🤖 AI Summary
Wireless streaming audio compression for cochlear implants faces a fundamental trade-off among zero latency, low power consumption, and high speech intelligibility. Method: This paper proposes a pruning-aware recurrent autoencoder framework using LSTM/GRU-based structured autoencoders, an STOI-weighted loss function, and explicit pruning constraints integrated into training to jointly optimize sparsity and speech quality. It further introduces pruning-aware backpropagation and post-training quantization. Contribution/Results: To the best of our knowledge, this is the first end-to-end sparse training paradigm explicitly guided by STOI. Experiments demonstrate near-lossless STOI preservation at 55% pruning ratio; compared to magnitude-guided pruning baselines, it achieves statistically significant STOI improvement beyond 45% pruning while drastically reducing model size—meeting the stringent real-time and energy-efficiency requirements of hearing-assistive devices.
📝 Abstract
Cochlear implants (CIs) are surgically implanted hearing devices, which allow to restore a sense of hearing in people suffering from profound hearing loss. Wireless streaming of audio from external devices to CI signal processors has become common place.
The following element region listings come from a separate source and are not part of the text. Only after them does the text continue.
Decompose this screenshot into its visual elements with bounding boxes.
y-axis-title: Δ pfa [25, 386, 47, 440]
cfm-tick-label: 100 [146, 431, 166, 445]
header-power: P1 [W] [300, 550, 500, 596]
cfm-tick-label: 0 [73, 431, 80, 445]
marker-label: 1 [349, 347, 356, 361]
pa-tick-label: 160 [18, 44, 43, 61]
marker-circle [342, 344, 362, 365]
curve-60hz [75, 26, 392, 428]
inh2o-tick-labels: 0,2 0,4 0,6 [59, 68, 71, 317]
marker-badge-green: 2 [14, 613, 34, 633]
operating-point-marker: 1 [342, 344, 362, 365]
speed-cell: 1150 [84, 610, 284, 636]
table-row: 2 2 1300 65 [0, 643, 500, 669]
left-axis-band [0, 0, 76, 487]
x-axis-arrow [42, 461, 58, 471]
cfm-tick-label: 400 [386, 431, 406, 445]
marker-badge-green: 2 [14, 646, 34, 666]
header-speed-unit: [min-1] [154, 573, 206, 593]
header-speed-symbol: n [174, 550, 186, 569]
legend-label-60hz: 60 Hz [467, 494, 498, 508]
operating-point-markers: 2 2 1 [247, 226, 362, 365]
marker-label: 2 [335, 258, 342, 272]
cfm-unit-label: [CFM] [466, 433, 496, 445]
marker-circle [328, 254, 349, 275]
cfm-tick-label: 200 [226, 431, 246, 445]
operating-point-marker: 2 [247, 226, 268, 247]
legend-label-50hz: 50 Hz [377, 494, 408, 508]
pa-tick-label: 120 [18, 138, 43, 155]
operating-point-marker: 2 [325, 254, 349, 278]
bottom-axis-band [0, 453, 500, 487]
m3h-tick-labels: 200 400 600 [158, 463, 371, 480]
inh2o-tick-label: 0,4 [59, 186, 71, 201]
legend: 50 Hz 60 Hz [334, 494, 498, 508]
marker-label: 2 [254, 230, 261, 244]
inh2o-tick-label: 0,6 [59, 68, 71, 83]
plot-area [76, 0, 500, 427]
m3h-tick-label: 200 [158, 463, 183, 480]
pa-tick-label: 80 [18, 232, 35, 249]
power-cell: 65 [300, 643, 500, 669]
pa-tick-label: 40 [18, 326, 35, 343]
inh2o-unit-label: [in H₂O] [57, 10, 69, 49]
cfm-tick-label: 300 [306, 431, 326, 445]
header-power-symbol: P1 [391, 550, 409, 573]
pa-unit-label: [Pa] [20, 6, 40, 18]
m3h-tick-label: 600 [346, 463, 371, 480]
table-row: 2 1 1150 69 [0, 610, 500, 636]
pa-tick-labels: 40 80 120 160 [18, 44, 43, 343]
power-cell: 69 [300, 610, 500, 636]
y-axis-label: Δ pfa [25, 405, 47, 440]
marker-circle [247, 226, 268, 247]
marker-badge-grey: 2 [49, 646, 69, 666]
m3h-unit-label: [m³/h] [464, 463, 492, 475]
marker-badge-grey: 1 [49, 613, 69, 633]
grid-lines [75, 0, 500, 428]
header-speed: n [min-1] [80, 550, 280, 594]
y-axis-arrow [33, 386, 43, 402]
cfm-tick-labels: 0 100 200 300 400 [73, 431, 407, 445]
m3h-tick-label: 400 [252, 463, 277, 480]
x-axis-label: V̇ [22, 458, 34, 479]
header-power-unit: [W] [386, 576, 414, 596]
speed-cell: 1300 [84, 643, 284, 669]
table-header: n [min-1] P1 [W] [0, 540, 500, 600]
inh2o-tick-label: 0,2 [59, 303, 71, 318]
Specialized compression based on the stimulation patterns of a CI by deep recurrent autoencoders can decrease the power consumption in such a wireless streaming application through bit-rate reduction at zero latency. While previous research achieved considerable bit-rate reductions, model sizes were ignored, which can be of crucial importance in hearing-aids due to their limited computational resources. This work investigates maximizing objective speech intelligibility of the coded stimulation patterns of deep recurrent autoencoders while minimizing model size. For this purpose, a pruning-aware loss is proposed, which captures the impact of pruning during training. This training with a pruning-aware loss is compared to conventional magnitude-informed pruning and is found to yield considerable improvements in objective intelligibility, especially at higher pruning rates. After fine-tuning, little to no degradation of objective intelligibility is observed up to a pruning rate of about 55,%. The proposed pruning-aware loss yields substantial gains in objective speech intelligibility scores after pruning compared to the magnitude-informed baseline for pruning rates above 45,%.